Crows target residents of leafy south London street

Crows target residents of leafy south London street

Ajax Murrell was walking along her road one morning when she heard a strange rustling in the trees above her.

Stopping to see what the commotion was about she spotted a crow glowering down at her as it hopped among the branches.

The next thing she knew, she was running and screaming, pursued by the bird under a barrage of pecks and clawing.

“I was pretty shocked by it,” said Murrell, 19, a barista, who was left with a bloodied scalp and deep scratches on her hands.

“Ever since then I’ve been wary of walking on the side of the road beneath the trees. I’ve been keeping my eye out for it. If it tries to come for me again I would have no qualms about throwing a punch at it.”

On this tree-lined, suburban street in Dulwich, south London, Murrell is not the only one to have fallen prey to the murder of crows that roost here.

Ajax Murrell suffered cuts and scratches after being set upon by a crow


Over the past few months, there have been regular attacks on Townley Road, with victims including schoolchildren, cyclists and young mothers.

Bridget Furst, chairwoman of the Dulwich Residents’ Association, said that she saw a woman with a pushchair fleeing from a crow as it repeatedly dive-bombed her. Residents are now considering going out with umbrellas to protect themselves from any would-be attackers, she said.

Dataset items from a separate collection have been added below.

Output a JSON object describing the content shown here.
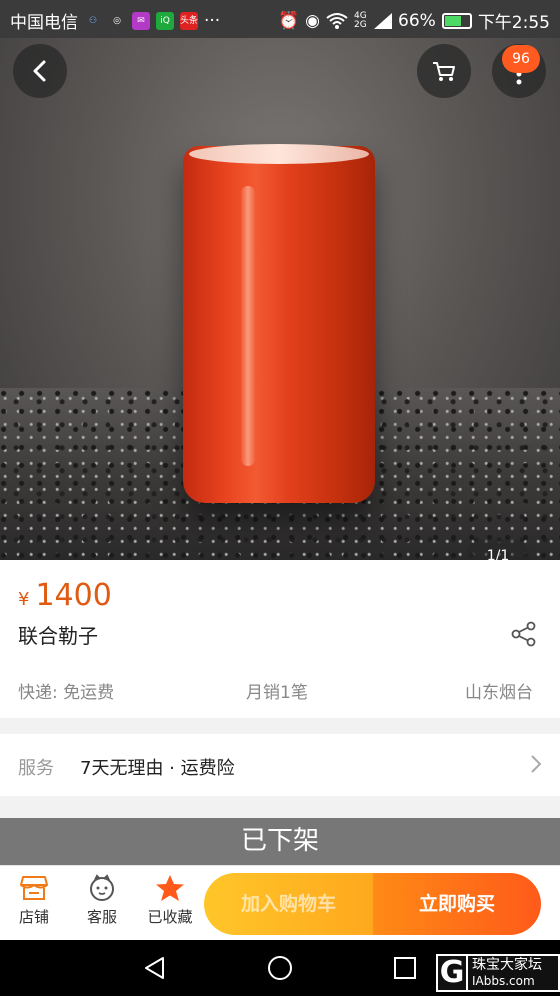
{
  "status_bar": {
    "carrier": "中国电信",
    "apps": [
      {
        "name": "bulb-icon",
        "glyph": "⚇",
        "color": "#3b3b3b"
      },
      {
        "name": "wechat-icon",
        "glyph": "◎",
        "color": "#3b3b3b"
      },
      {
        "name": "app-icon",
        "glyph": "✉",
        "color": "#b23ac7"
      },
      {
        "name": "iqiyi-icon",
        "glyph": "iQ",
        "color": "#1fa83c"
      },
      {
        "name": "toutiao-icon",
        "glyph": "头条",
        "color": "#d22"
      }
    ],
    "more": "···",
    "network": "4G 2G",
    "battery": "66%",
    "battery_level": 0.66,
    "time": "下午2:55"
  },
  "header": {
    "cart_badge": "96"
  },
  "gallery": {
    "pager": "1/1"
  },
  "product": {
    "currency": "¥",
    "price": "1400",
    "title": "联合勒子",
    "shipping": "快递: 免运费",
    "monthly_sales": "月销1笔",
    "location": "山东烟台"
  },
  "service": {
    "label": "服务",
    "value": "7天无理由 · 运费险"
  },
  "status_banner": "已下架",
  "bottom_bar": {
    "store": "店铺",
    "support": "客服",
    "favorited": "已收藏",
    "add_to_cart": "加入购物车",
    "buy_now": "立即购买"
  },
  "watermark": {
    "logo": "G",
    "line1": "珠宝大家坛",
    "line2": "IAbbs.com"
  },
  "colors": {
    "accent": "#e05a12",
    "cart_button": "#ffb41f",
    "buy_button": "#ff6a1a"
  }
}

The crow family is a large one and comprises 133 species including ravens, rooks and magpies. Mated pairs share territories with their grown children, and older offspring help their parents to raise each season’s new brood of young birds.

Mark Avery, former conservation director of the RSPB, said attacks on humans were highly unusual among crows and suggested that it may be the work of a single aberrant bird.

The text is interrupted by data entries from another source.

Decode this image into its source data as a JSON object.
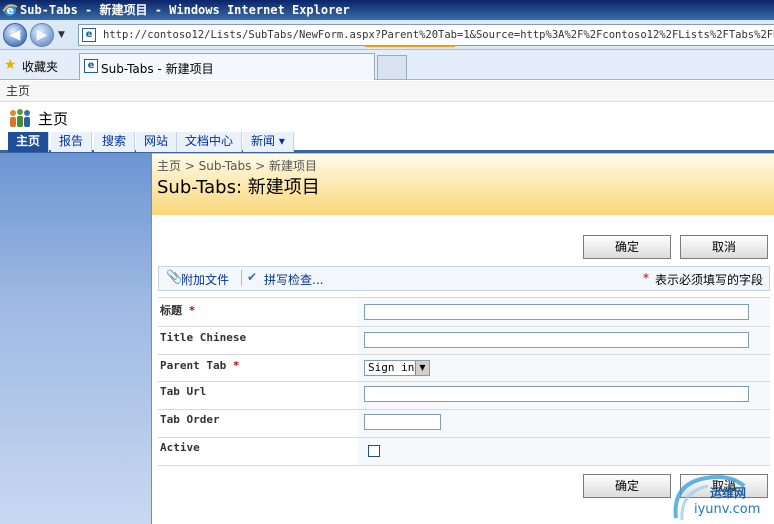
{
  "browser": {
    "window_title": "Sub-Tabs - 新建项目 - Windows Internet Explorer",
    "address": "http://contoso12/Lists/SubTabs/NewForm.aspx?Parent%20Tab=1&Source=http%3A%2F%2Fcontoso12%2FLists%2FTabs%2FDispFo",
    "favorites_label": "收藏夹",
    "tab_label": "Sub-Tabs - 新建项目"
  },
  "site": {
    "top_breadcrumb": "主页",
    "title": "主页",
    "nav": [
      "主页",
      "报告",
      "搜索",
      "网站",
      "文档中心",
      "新闻 ▾"
    ]
  },
  "page": {
    "breadcrumb": "主页 > Sub-Tabs > 新建项目",
    "title": "Sub-Tabs: 新建项目"
  },
  "toolbar": {
    "ok_label": "确定",
    "cancel_label": "取消",
    "attach_label": "附加文件",
    "spell_label": "拼写检查...",
    "required_note": "表示必须填写的字段"
  },
  "form": {
    "fields": [
      {
        "label": "标题",
        "required": true
      },
      {
        "label": "Title Chinese",
        "required": false
      },
      {
        "label": "Parent Tab",
        "required": true
      },
      {
        "label": "Tab Url",
        "required": false
      },
      {
        "label": "Tab Order",
        "required": false
      },
      {
        "label": "Active",
        "required": false
      }
    ],
    "parent_tab_value": "Sign in"
  },
  "watermark": {
    "line1": "运维网",
    "line2": "iyunv.com"
  }
}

“Crows are quite intelligent and are normally quite scared of humans,” he said. “Sometimes birds will dive people if they have young nearby, and now is the right time of year for that. But even so, it’s very unusual.” Two months ago, the crows were in a state of agitation, screaming and circling the sky, after one of their number had fallen from its nest into the road and was hit by a car. At that moment, a cyclist happened to pass by and was subsequently chased and pecked at.

Tom Ball opted for an umbrella to shield him from potential attack

Tom Ball opted for an umbrella to shield him from potential attack


Louella Round, 77, a resident, said that she remembered a similar spate of crow attacks from her childhood in Greece, the cause of which had been the death of a baby bird. “When the young falls from the nest, the family then seeks to protect it. It seems to me that that is what has happened here,” she said.

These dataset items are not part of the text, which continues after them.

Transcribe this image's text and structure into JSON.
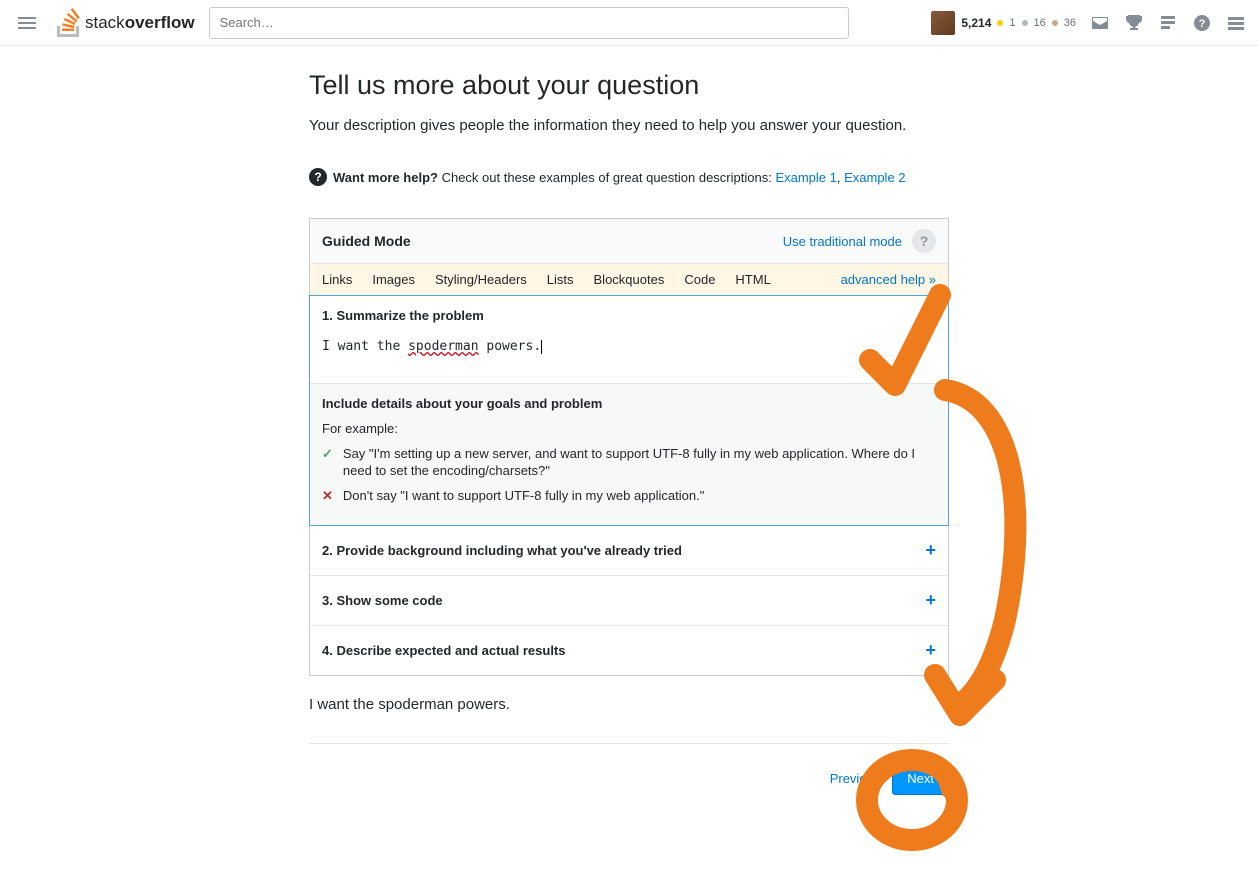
{
  "header": {
    "search_placeholder": "Search…",
    "reputation": "5,214",
    "badges": {
      "gold": "1",
      "silver": "16",
      "bronze": "36"
    }
  },
  "page": {
    "title": "Tell us more about your question",
    "subtitle": "Your description gives people the information they need to help you answer your question."
  },
  "help": {
    "want_more": "Want more help?",
    "check_out": " Check out these examples of great question descriptions: ",
    "example1": "Example 1",
    "comma": ", ",
    "example2": "Example 2"
  },
  "editor": {
    "mode_title": "Guided Mode",
    "traditional_link": "Use traditional mode",
    "toolbar": {
      "links": "Links",
      "images": "Images",
      "styling": "Styling/Headers",
      "lists": "Lists",
      "blockquotes": "Blockquotes",
      "code": "Code",
      "html": "HTML",
      "advanced": "advanced help »"
    },
    "step1": {
      "title": "1. Summarize the problem",
      "input_prefix": "I want the ",
      "input_misspell": "spoderman",
      "input_suffix": " powers.",
      "hints_title": "Include details about your goals and problem",
      "for_example": "For example:",
      "good": "Say \"I'm setting up a new server, and want to support UTF-8 fully in my web application. Where do I need to set the encoding/charsets?\"",
      "bad": "Don't say \"I want to support UTF-8 fully in my web application.\""
    },
    "step2": "2. Provide background including what you've already tried",
    "step3": "3. Show some code",
    "step4": "4. Describe expected and actual results"
  },
  "preview": "I want the spoderman powers.",
  "nav": {
    "prev": "Previous",
    "next": "Next"
  }
}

“If you were to choose one animal to double-cross, it would be wisest not to choose a crow,” the writer Katherine Rundell warns in her book The Golden Mole and other Living Treasure. “They are clever and wise enough to hold grudges against us.”

Twenty years ago, students at the University of Washington carried out an experiment in which they dressed in masks before capturing and caging and later releasing the crows that lived in the trees on campus.

Thereafter, the crows would ignore the students when they walked past without masks, but would angrily assail them when they were wearing them.

The study found that long after the original group of captured birds had died, their descendants berated the mask-wearing researchers.